Das alte finstere Haus

Originaltitel: The Old Dark House; Regie: William Castle; Drehbuch: Robert Dillon; Kamera: Arthur Grant; Musik: Benjamin Frankel; Darsteller: Tom Poston, Robert Morley, Janette Scott, Joyce Grenfell, Mervyn Johns. GB/USA 1963.
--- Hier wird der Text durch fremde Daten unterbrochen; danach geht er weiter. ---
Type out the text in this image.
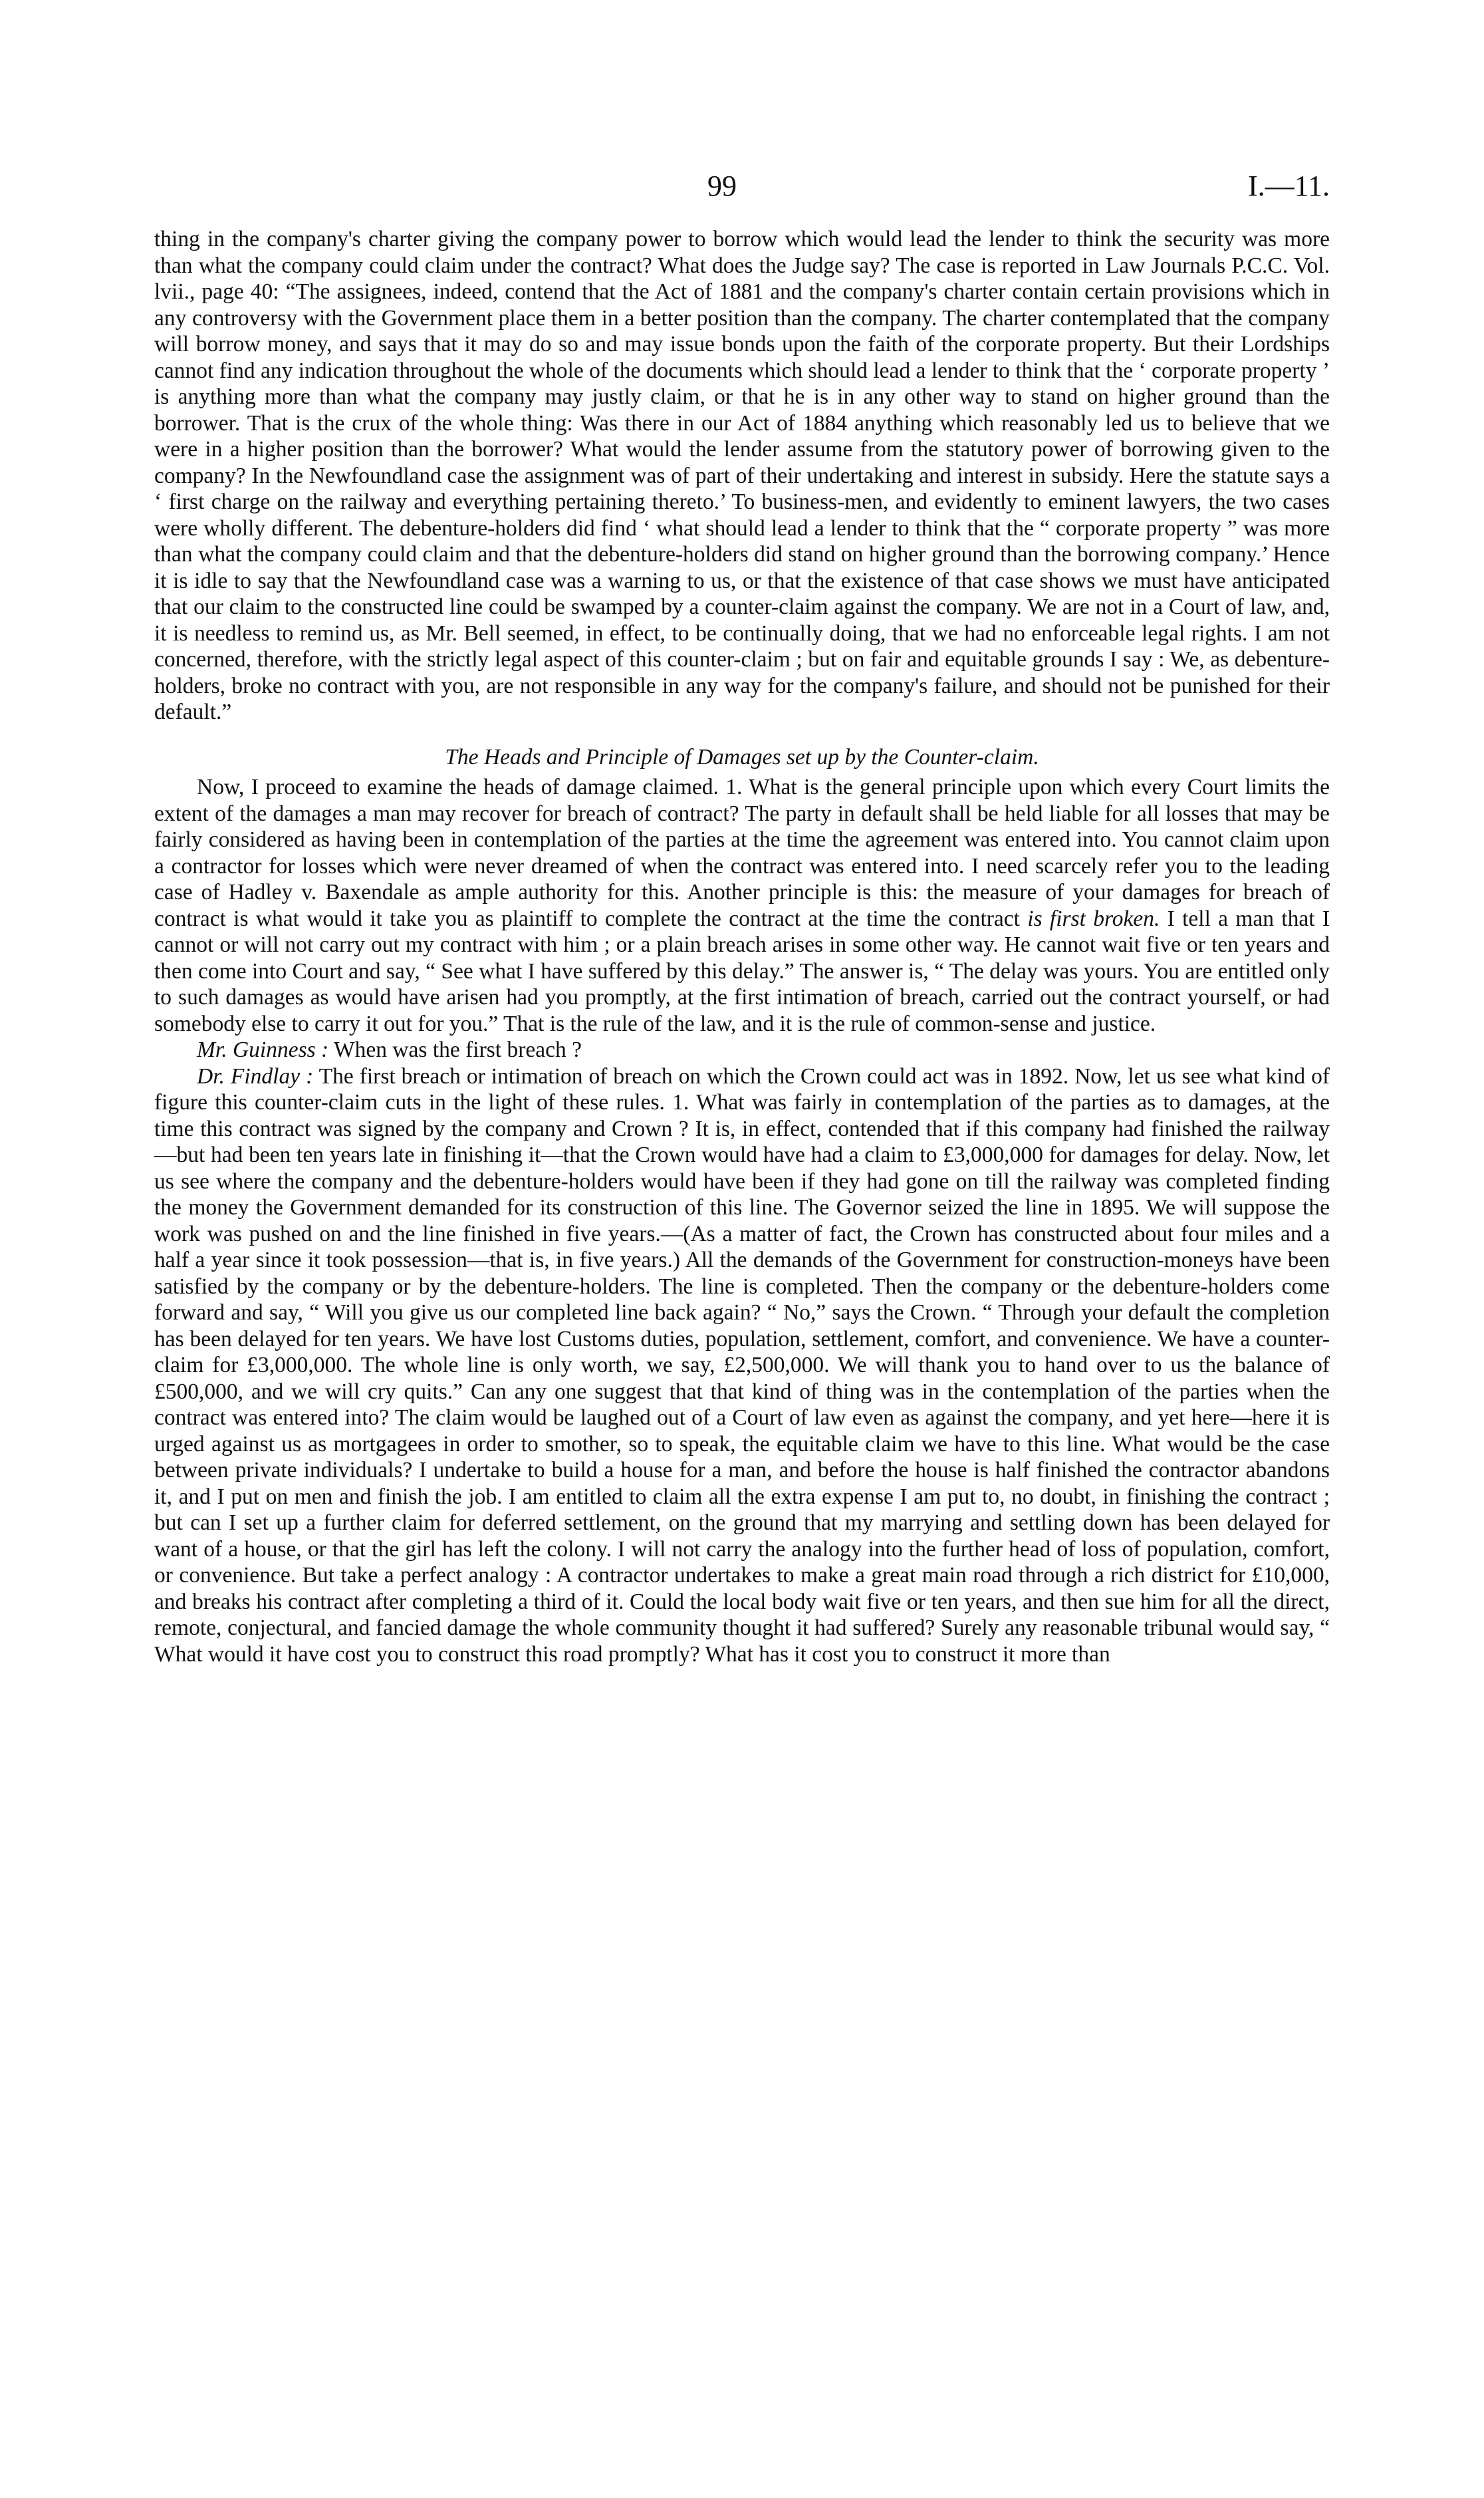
99	I.—11.

thing in the company's charter giving the company power to borrow which would lead the lender to think the security was more than what the company could claim under the contract? What does the Judge say? The case is reported in Law Journals P.C.C. Vol. lvii., page 40: “The assignees, indeed, contend that the Act of 1881 and the company's charter contain certain provisions which in any controversy with the Government place them in a better position than the company. The charter contemplated that the company will borrow money, and says that it may do so and may issue bonds upon the faith of the corporate property. But their Lordships cannot find any indication throughout the whole of the documents which should lead a lender to think that the ‘ corporate property ’ is anything more than what the company may justly claim, or that he is in any other way to stand on higher ground than the borrower. That is the crux of the whole thing: Was there in our Act of 1884 anything which reasonably led us to believe that we were in a higher position than the borrower? What would the lender assume from the statutory power of borrowing given to the company? In the Newfoundland case the assignment was of part of their undertaking and interest in subsidy. Here the statute says a ‘ first charge on the railway and everything pertaining thereto.’ To business-men, and evidently to eminent lawyers, the two cases were wholly different. The debenture-holders did find ‘ what should lead a lender to think that the “ corporate property ” was more than what the company could claim and that the debenture-holders did stand on higher ground than the borrowing company.’ Hence it is idle to say that the Newfoundland case was a warning to us, or that the existence of that case shows we must have anticipated that our claim to the constructed line could be swamped by a counter-claim against the company. We are not in a Court of law, and, it is needless to remind us, as Mr. Bell seemed, in effect, to be continually doing, that we had no enforceable legal rights. I am not concerned, therefore, with the strictly legal aspect of this counter-claim ; but on fair and equitable grounds I say : We, as debenture-holders, broke no contract with you, are not responsible in any way for the company's failure, and should not be punished for their default.”

The Heads and Principle of Damages set up by the Counter-claim.

Now, I proceed to examine the heads of damage claimed. 1. What is the general principle upon which every Court limits the extent of the damages a man may recover for breach of contract? The party in default shall be held liable for all losses that may be fairly considered as having been in contemplation of the parties at the time the agreement was entered into. You cannot claim upon a contractor for losses which were never dreamed of when the contract was entered into. I need scarcely refer you to the leading case of Hadley v. Baxendale as ample authority for this. Another principle is this: the measure of your damages for breach of contract is what would it take you as plaintiff to complete the contract at the time the contract is first broken. I tell a man that I cannot or will not carry out my contract with him ; or a plain breach arises in some other way. He cannot wait five or ten years and then come into Court and say, “ See what I have suffered by this delay.” The answer is, “ The delay was yours. You are entitled only to such damages as would have arisen had you promptly, at the first intimation of breach, carried out the contract yourself, or had somebody else to carry it out for you.” That is the rule of the law, and it is the rule of common-sense and justice.

Mr. Guinness : When was the first breach ?

Dr. Findlay : The first breach or intimation of breach on which the Crown could act was in 1892. Now, let us see what kind of figure this counter-claim cuts in the light of these rules. 1. What was fairly in contemplation of the parties as to damages, at the time this contract was signed by the company and Crown ? It is, in effect, contended that if this company had finished the railway—but had been ten years late in finishing it—that the Crown would have had a claim to £3,000,000 for damages for delay. Now, let us see where the company and the debenture-holders would have been if they had gone on till the railway was completed finding the money the Government demanded for its construction of this line. The Governor seized the line in 1895. We will suppose the work was pushed on and the line finished in five years.—(As a matter of fact, the Crown has constructed about four miles and a half a year since it took possession—that is, in five years.) All the demands of the Government for construction-moneys have been satisfied by the company or by the debenture-holders. The line is completed. Then the company or the debenture-holders come forward and say, “ Will you give us our completed line back again? “ No,” says the Crown. “ Through your default the completion has been delayed for ten years. We have lost Customs duties, population, settlement, comfort, and convenience. We have a counter-claim for £3,000,000. The whole line is only worth, we say, £2,500,000. We will thank you to hand over to us the balance of £500,000, and we will cry quits.” Can any one suggest that that kind of thing was in the contemplation of the parties when the contract was entered into? The claim would be laughed out of a Court of law even as against the company, and yet here—here it is urged against us as mortgagees in order to smother, so to speak, the equitable claim we have to this line. What would be the case between private individuals? I undertake to build a house for a man, and before the house is half finished the contractor abandons it, and I put on men and finish the job. I am entitled to claim all the extra expense I am put to, no doubt, in finishing the contract ; but can I set up a further claim for deferred settlement, on the ground that my marrying and settling down has been delayed for want of a house, or that the girl has left the colony. I will not carry the analogy into the further head of loss of population, comfort, or convenience. But take a perfect analogy : A contractor undertakes to make a great main road through a rich district for £10,000, and breaks his contract after completing a third of it. Could the local body wait five or ten years, and then sue him for all the direct, remote, conjectural, and fancied damage the whole community thought it had suffered? Surely any reasonable tribunal would say, “ What would it have cost you to construct this road promptly? What has it cost you to construct it more than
William Castle war schon zu Lebzeiten eine Legende! Der emsige, an Originalität schwer zu übertreffende Regisseur und Produzent war eine der schillerndsten Persönlichkeiten der Traumfabrik und ein wirklich guter Geschäftsmann. Wie kein Zweiter erkannte er populäre Trends und sprang gekonnt auf die fahrenden Züge auf. Ein gutes Beispiel ist sein Psycho-Abklatsch »Homicidal« (1961, mit Glenn Corbett), der wenige Monate nach Hitchcocks Original in die Kinos kam und sich durchaus (auch kommerziell) sehen lassen konnte.
Ende 1961 erwarb Anthony Hinds von den britischen Hammer-Studios die Rechte an J. B. Priestleys Roman The Old Dark House, welcher 1932 von James Whale verfilmt worden war. Quasi zeitgleich wollte jenseits des Atlantiks Castle für Columbia ein Remake des verschollen geglaubten Klassikers in Angriff nehmen. Hinds glaubte, es sei ein guter Coup, wenn Castle und Hammer sich zusammentäten. So kam es zu dieser Co-Produktion, die insgesamt sehr englisch ist und mit Priestleys Roman nicht mehr das Geringste zu tun hat. Das Grundgerüst — ein Gruselhaus, in dem eine merkwürdige Familie haust — wurde übernommen, auch der Name Femm taucht auf, aber Castle entschied sich, die Tonlage des Films zu ändern und schuf eine makabre Gruselkomödie für Kinder. Der Film eignet sich bestens für einen regnerischen Sonntag, den man mit der Familie auf der Couch verbringen möchte.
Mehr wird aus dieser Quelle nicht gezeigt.